In order for this to work, one must define the get, post, route_to and ' operators inside class Server definition, along with their (some of them non-static!) implementations:

public class Server
{
    public operator get
    {
        kind = prefix, precedence = not
    }
    public operator route_to
    {
        kind = infix, precedence = assign
    }
    public operator '
    {
        kind = prefix, precedence = max, quoting = right
    }

    template <TList...>
    public static func get(args: TList): RouteInformationProxy
    {
        return prepareRouteInformation(args);
    }

    public func route_to(route: RouteInformationProxy, f: func(): void): void
    {
        // add the route and bind its processing to f
    }

    public func start(): void {}
}

However, you don't have to be instantiating anything, like a web server in the above example, to use with. Sometimes limiting the validity of a DSL to a class and using it inside a with statement or expression can be beneficial in terms of code readability and quality. In some cases it is worthwhile to avoid the DSL syntax "leaking out" of a very specific block of code:

public struct UnsafeDSL
{
    // define some unsafe operations with a DSL
}
public var unsafe: UnsafeDSL;

usage with with statement:

with (unsafe)
{
    // use the unsafe DSL
}
// Whew! We are safe again.

Note on anonymous classes

A slight variant of the above with expressions usage can be done using anonymous classes like this:

var server = new class Server { func new()
{
    //... same as in the with block
}};

The differences are:

  • server has now some anonymous type which only derives from Server
  • there is some more control over how the constructor is called

Diving deeper into OOP, one might employ:

public class ImplementMe
{
    public abstract func required(): void;
    // implementation of the DSL here
}

usage:

var instance = new class ImplementMe { public override func required(): void 
{
    // use the DSL to implement required
}};

// now, instance can do something intricate using the DSL-driven implementation of required

This gives you even more fine-grained control over when and how the DSL code gets executed.

Unicode identifiers

Last but not least remember to keep an eye on the ability to define pieces of your DSL as Unicode identifiers. This can be done in a strictly opt-in manner with:

public operator ascii_operator
{
    kind = infix, precedence = mul
}
public alias Θ = ascii_operator;

Even if using Unicode requires more effort to write code, it can make code more readable, concise and natural-looking, provided it is used reasonably. Remember, code is read more than it is written.

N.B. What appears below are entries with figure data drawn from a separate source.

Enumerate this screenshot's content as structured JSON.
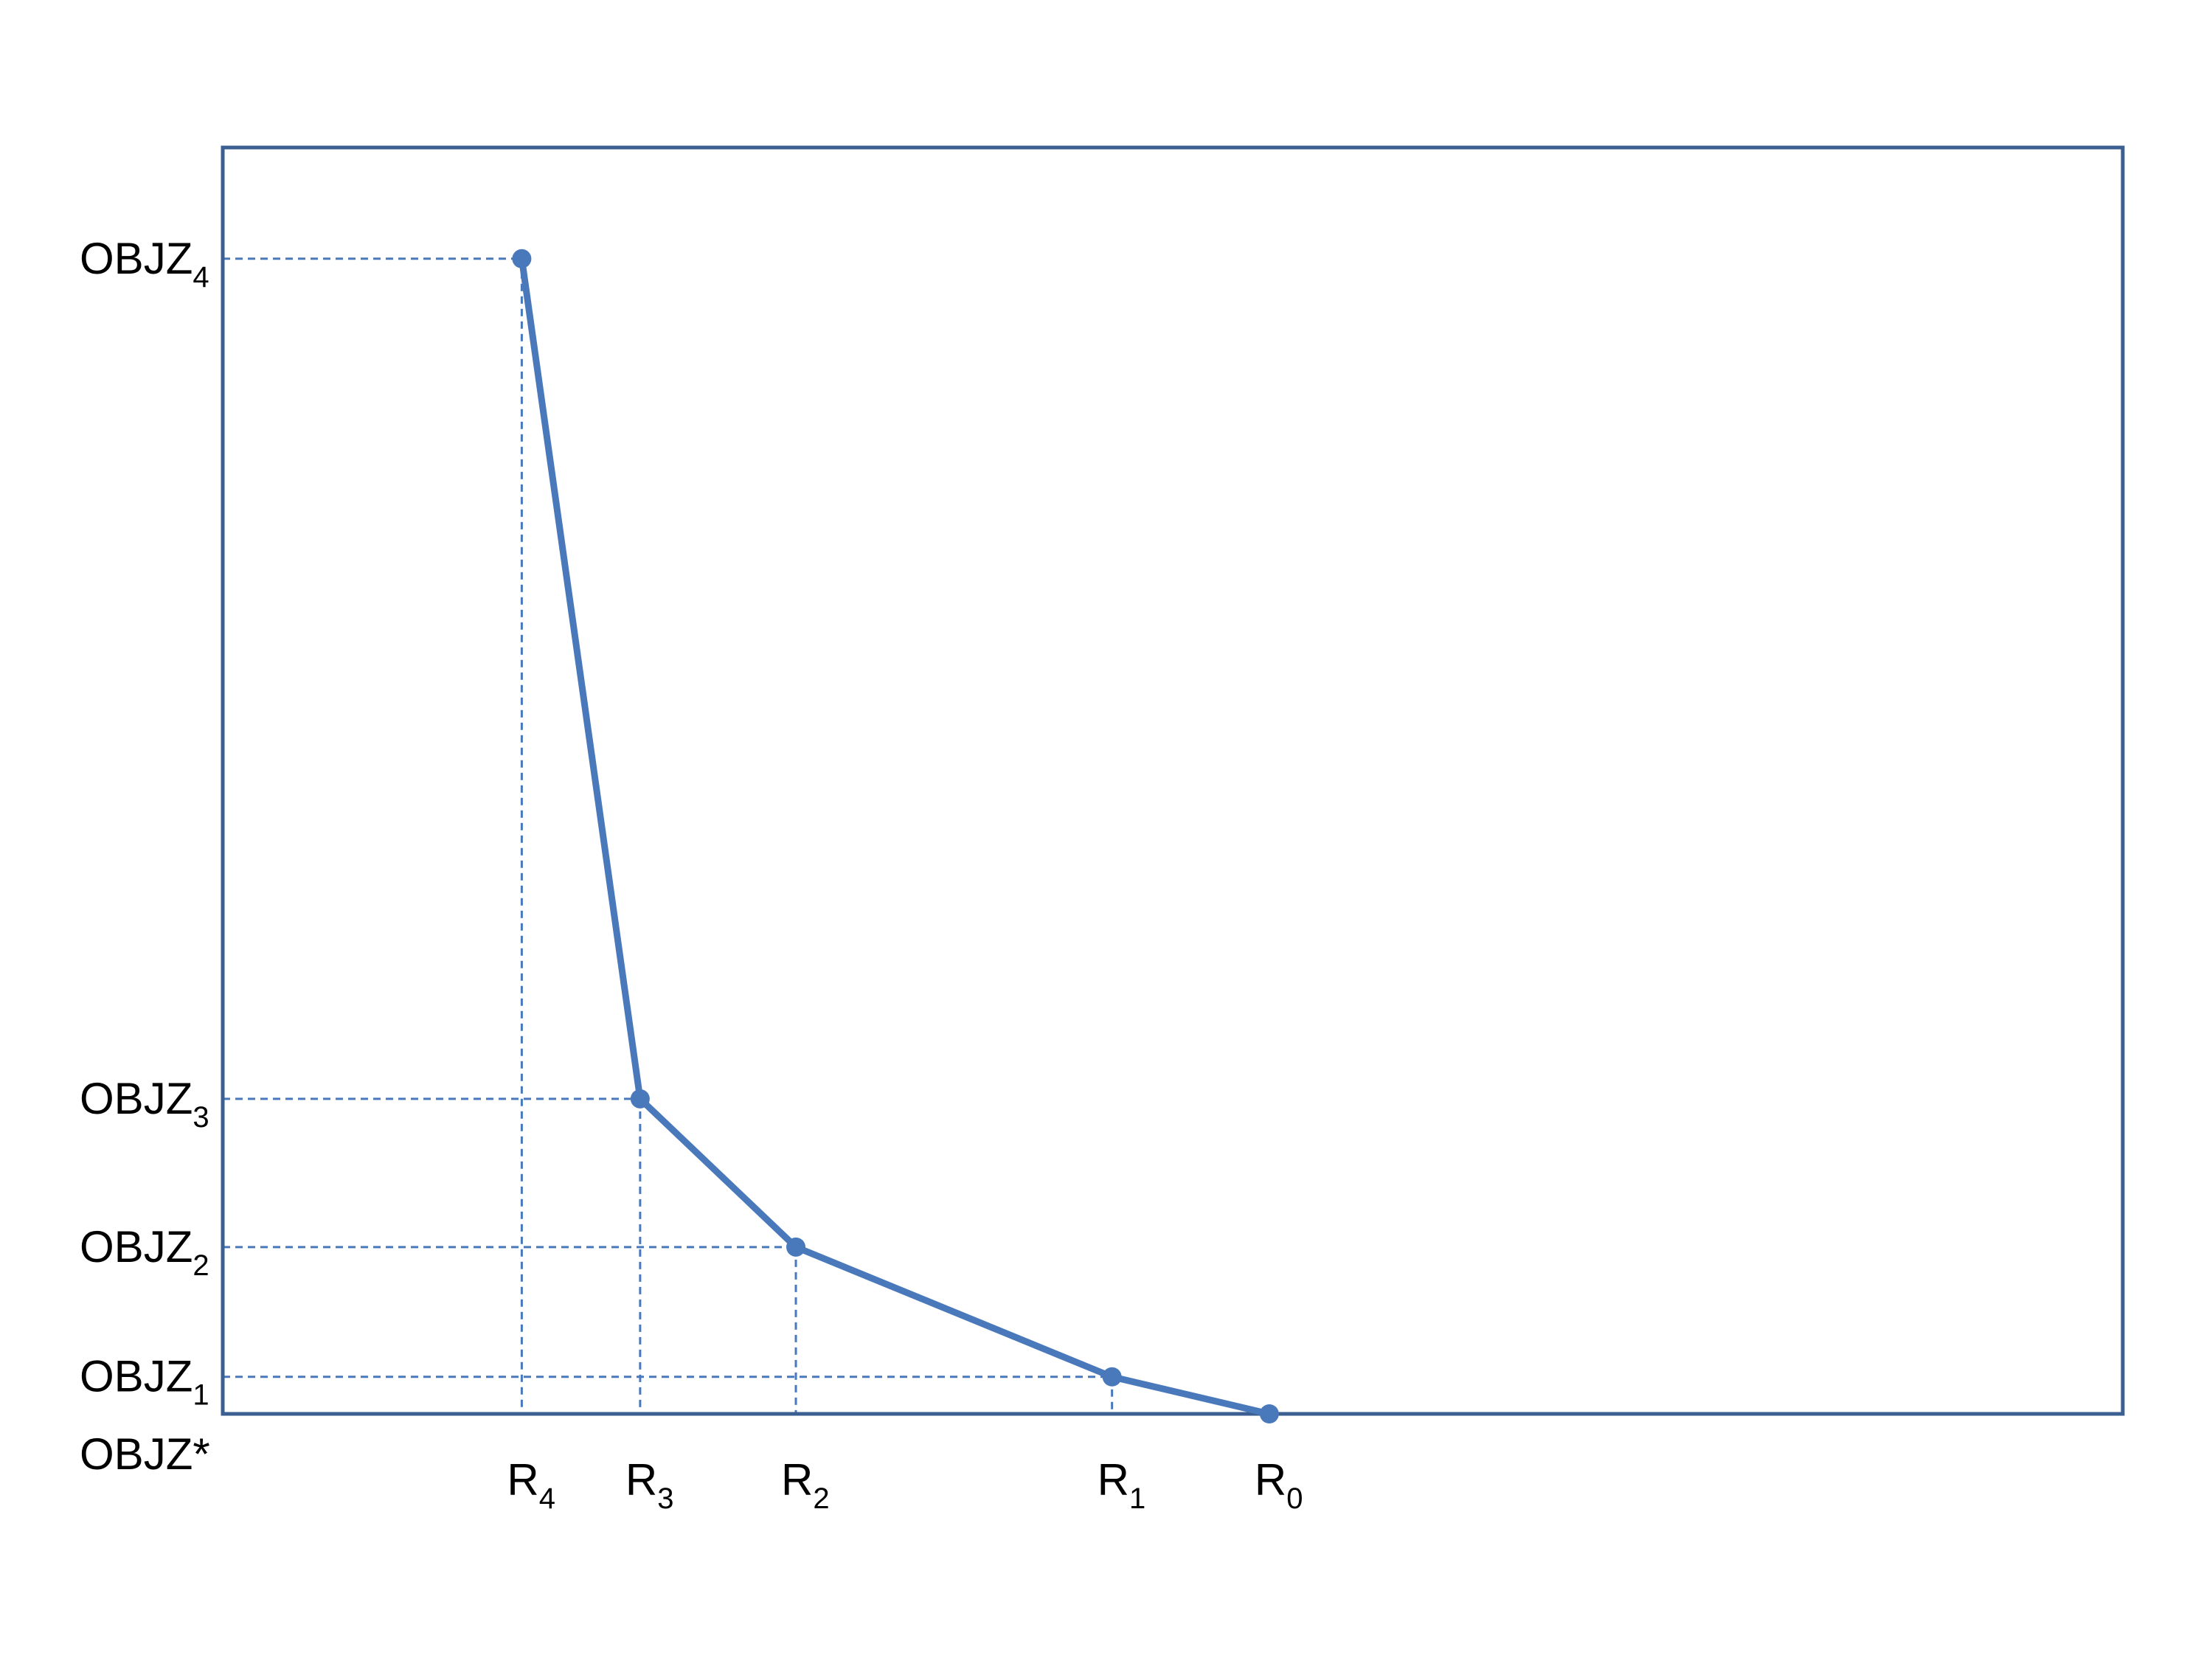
{
  "chart_data": {
    "type": "line",
    "title": "",
    "xlabel": "",
    "ylabel": "",
    "grid": false,
    "legend": "none",
    "colors": {
      "line": "#4a79bb",
      "marker": "#4a79bb",
      "guide": "#4a79bb",
      "frame": "#3b5f90",
      "text": "#000000"
    },
    "xlim": [
      0,
      12.2
    ],
    "ylim": [
      0,
      8.2
    ],
    "series": [
      {
        "points": [
          {
            "x": 1.92,
            "y": 7.48
          },
          {
            "x": 2.68,
            "y": 2.04
          },
          {
            "x": 3.68,
            "y": 1.08
          },
          {
            "x": 5.71,
            "y": 0.24
          },
          {
            "x": 6.72,
            "y": 0.0
          }
        ]
      }
    ],
    "x_ticks": [
      {
        "value": 1.92,
        "base": "R",
        "sub": "4"
      },
      {
        "value": 2.68,
        "base": "R",
        "sub": "3"
      },
      {
        "value": 3.68,
        "base": "R",
        "sub": "2"
      },
      {
        "value": 5.71,
        "base": "R",
        "sub": "1"
      },
      {
        "value": 6.72,
        "base": "R",
        "sub": "0"
      }
    ],
    "y_ticks": [
      {
        "value": 7.48,
        "base": "OBJZ",
        "sub": "4"
      },
      {
        "value": 2.04,
        "base": "OBJZ",
        "sub": "3"
      },
      {
        "value": 1.08,
        "base": "OBJZ",
        "sub": "2"
      },
      {
        "value": 0.24,
        "base": "OBJZ",
        "sub": "1"
      },
      {
        "value": 0.0,
        "base": "OBJZ*",
        "sub": ""
      }
    ]
  }
}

Note that if you plan to use a custom surrounding operator (i.e. one allowing to write var a = ⁅...⁆;), you are required to use a Unicode bracket pair like:

operator 〔〕{ kind = surrounding, precedence = max }
operator ⁅⁆{ kind = surrounding, precedence = max }

This is caused by the fact that (), [] and {} have their special meaning in Morfa, when applied in such context.

Still, providing a non-Unicode version of whatever such operator is doing is good practice.